FATF and Pakistan's preparedness
In my previous pieces, I have argued that capacity building interventions at regulatory bodies and institutions responsible for financial surveillance in Pakistan may not be enough. To come out of the terror financing grey list and to remain out of it in the future, reforms cannot be limited to the Financial Monitoring Unit or the central bank. Secondly, going forward, a mix of institutional reforms and diplomatic efforts are required.
To be fair with government authorities, there has been a push to understand the desires of terror financing watchdog, the Financial Action Taskforce (FATF). Currently, government functionaries are trying to meet demands under two different lists – one provided by International Cooperation Review Group (ICRG) and another by Asia-Pacific Group (APG). Pakistan has admitted that it is partially compliant on 22 of the 27 points in the action plan and non-compliant on five targets of the ICRG – a position not seen favorably by FATF. While Pakistan will submit the next report to APG during December 2019, there is the general feeling that FATF will retain Pakistan in the grey list beyond February 2020.
While some may see this as a success at some level i.e. Pakistan not being downgraded from the grey list, this progress report is discouraging news for the financial sector in the country and potential long term investors who keenly look at indicators around financial integrity. Having discussed the matter with some such private sector representatives, it seems in their assessment, Pakistan could stay in the grey list for another 2 to 3 years, unless significant efforts at both institutional and diplomatic levels bear fruit. They are worried that friends of Pakistan, which initially were backing Pakistan’s stance at FATF, now also wish to see time-bound tangible progress.
Lately, Pakistan has offered an attractive policy rate which in turn lured high levels of foreign portfolio investment. But even in this case, members of the Pakistani diaspora who wanted to contribute more are now reluctant to invest short-term capital often called ‘hot money’ for the reason that this could result in unnecessary scrutiny by their host countries.
Dr. Vaqar Ahmed
The private sector also demands that Pakistan’s government be more open to citizens and inform timelines during which progress could be achieved, or what could be the implications if the government remains unsuccessful with ICRG (which remains more critical than APG). Nobody seems to be playing a lead role as a communicator on this subject. There has to be an official spokesperson on this subject to let us know performance every time there is an Economic Coordination Committee meeting –where this agenda should be prioritized.
Lately, Pakistan has offered an attractive policy rate which in turn lured high levels of foreign portfolio investment. But even in this case, members of the Pakistani diaspora who wanted to contribute more are now reluctant to invest short-term capital often called ‘hot money’ for the reason that this could result in unnecessary scrutiny by their host countries. They concede that progress is there, but that Pakistan’s risk profile still needs improvement.

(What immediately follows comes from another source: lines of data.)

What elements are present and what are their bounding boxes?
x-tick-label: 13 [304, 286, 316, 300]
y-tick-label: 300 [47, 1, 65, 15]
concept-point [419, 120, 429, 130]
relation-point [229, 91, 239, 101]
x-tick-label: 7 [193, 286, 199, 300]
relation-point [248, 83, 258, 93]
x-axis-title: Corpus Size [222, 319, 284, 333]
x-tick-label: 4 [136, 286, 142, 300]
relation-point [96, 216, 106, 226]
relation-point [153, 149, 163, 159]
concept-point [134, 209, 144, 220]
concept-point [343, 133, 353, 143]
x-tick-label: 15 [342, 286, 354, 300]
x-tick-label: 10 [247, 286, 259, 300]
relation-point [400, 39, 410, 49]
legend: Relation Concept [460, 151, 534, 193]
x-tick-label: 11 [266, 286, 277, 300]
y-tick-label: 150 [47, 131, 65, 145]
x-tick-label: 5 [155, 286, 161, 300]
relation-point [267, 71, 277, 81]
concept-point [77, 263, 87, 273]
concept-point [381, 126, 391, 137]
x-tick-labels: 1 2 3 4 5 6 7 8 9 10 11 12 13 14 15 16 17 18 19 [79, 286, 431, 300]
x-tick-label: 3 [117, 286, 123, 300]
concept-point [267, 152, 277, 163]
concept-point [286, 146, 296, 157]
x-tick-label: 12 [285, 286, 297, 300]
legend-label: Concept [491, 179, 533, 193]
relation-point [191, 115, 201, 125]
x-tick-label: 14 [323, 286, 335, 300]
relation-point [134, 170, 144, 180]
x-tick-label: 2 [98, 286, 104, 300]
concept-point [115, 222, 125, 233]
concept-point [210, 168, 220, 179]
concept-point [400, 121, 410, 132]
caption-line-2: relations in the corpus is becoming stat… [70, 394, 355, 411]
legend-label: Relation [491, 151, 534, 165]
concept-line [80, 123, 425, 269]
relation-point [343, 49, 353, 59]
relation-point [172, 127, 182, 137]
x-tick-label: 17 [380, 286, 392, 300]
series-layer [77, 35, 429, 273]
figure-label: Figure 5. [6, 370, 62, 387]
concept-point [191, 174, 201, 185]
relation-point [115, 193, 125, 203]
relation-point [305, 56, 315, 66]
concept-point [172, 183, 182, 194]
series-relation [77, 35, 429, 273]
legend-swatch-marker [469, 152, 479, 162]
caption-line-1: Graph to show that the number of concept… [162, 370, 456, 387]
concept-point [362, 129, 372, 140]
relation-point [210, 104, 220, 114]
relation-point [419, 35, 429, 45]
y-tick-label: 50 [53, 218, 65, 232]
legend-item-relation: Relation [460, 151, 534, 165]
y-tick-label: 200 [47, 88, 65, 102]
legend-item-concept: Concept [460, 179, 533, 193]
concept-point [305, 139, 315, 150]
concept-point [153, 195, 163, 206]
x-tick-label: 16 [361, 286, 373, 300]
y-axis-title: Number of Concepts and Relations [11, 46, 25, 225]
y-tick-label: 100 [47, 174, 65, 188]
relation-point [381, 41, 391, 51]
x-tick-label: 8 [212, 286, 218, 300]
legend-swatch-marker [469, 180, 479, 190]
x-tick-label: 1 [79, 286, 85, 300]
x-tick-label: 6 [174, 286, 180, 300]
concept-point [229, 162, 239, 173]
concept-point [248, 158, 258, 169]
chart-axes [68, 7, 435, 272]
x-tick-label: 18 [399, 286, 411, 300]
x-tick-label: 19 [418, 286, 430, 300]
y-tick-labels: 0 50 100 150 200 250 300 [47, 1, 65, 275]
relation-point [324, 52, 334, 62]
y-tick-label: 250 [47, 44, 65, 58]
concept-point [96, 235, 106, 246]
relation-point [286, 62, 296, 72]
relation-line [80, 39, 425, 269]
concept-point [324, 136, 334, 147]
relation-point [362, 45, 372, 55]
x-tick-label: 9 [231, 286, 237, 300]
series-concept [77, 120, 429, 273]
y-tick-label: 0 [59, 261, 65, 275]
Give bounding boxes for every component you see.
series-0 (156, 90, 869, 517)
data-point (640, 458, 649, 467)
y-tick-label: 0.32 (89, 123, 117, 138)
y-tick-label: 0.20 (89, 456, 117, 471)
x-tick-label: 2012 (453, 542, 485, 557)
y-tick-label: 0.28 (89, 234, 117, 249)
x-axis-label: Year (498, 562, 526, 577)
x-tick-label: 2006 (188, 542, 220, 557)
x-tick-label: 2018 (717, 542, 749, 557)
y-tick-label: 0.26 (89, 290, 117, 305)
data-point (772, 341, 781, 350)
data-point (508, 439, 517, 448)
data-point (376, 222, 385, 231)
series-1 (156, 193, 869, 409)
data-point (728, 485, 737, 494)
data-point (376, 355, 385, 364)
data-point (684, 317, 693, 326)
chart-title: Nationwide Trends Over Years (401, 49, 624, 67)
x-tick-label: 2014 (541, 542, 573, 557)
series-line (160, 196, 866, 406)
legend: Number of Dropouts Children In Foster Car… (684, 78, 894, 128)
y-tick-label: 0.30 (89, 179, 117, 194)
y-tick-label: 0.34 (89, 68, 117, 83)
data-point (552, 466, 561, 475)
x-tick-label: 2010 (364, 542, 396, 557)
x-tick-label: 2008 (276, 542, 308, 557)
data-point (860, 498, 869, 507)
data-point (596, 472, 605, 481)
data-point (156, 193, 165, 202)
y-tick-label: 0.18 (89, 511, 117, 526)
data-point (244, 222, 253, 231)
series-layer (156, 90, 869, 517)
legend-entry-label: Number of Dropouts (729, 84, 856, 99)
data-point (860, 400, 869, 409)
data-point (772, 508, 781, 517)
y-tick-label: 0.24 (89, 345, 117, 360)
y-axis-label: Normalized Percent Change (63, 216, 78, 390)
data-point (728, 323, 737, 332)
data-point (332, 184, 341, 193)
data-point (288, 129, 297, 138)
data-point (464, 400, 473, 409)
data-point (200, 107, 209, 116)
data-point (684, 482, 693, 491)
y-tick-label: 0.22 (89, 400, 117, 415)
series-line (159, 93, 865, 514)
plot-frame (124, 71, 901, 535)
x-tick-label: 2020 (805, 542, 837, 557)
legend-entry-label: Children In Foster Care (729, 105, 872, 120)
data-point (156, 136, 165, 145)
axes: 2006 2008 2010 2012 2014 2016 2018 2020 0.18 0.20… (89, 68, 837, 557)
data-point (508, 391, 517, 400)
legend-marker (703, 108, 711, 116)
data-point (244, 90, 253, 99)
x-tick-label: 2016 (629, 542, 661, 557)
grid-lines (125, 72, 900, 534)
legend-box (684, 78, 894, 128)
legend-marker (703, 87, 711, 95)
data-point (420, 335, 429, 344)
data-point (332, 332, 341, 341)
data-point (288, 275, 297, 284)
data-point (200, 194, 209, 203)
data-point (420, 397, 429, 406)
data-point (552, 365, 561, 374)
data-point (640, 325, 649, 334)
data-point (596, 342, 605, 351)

We are also informed through media reports that the central bank has initiated outreach sessions with the commercial banks all across the country to better sensitize on the demands by ICRG and APG. One would expect that an independent evaluation may be conducted on an urgent basis if such outreach efforts are indeed contributing to the understanding of banking sector staff? The evaluation will go a long way in satisfying ICRG if Pakistan is able to demonstrate, in number terms, how many adverse cases were intercepted.
Pakistan’s evolving diplomatic relations in the region and abroad also need to be studied here to properly respond to the challenge. The US Department of State’s annual Country Report on Terrorism, describes how there are elements in Pakistan which could target neighboring countries. At the same time, the tone of such observations is relatively soft compared to the previous year’s report. This is perhaps due to some decent on-ground measures taken by Pakistan. How can the foreign policy design build on this success? After all, Pakistan’s Prime Minister and all other relevant institutions have repeatedly condemned elements trying to strengthen the narrative in favor of militancy and to de-stabilize peace in the region.
An evaluation is also required as to why federal and provincial governments, and relevant institutions have remained slow in achieving the targets set in a home-grown idea - National Action Plan (NAP) which did carry steps to improve the counter terror financing regime? Why is it that the country requires more departments and units to meet FATF’s demand (including the newly planned FATF Secretariat at Prime Minister’s office) when there already is the National Counter Terrorism Authority– an entity responsible for coordinating all the above mentioned. Perhaps FATF and other desirous to see quick improvements in the country’s risk profile would be better convinced if existing institutions are strengthened instead of creating new layers of bureaucracy.
– Dr. Vaqar Ahmed is an Economist and author of ‘Pakistan’s Agenda for Economic Reforms’ published by the Oxford University Press.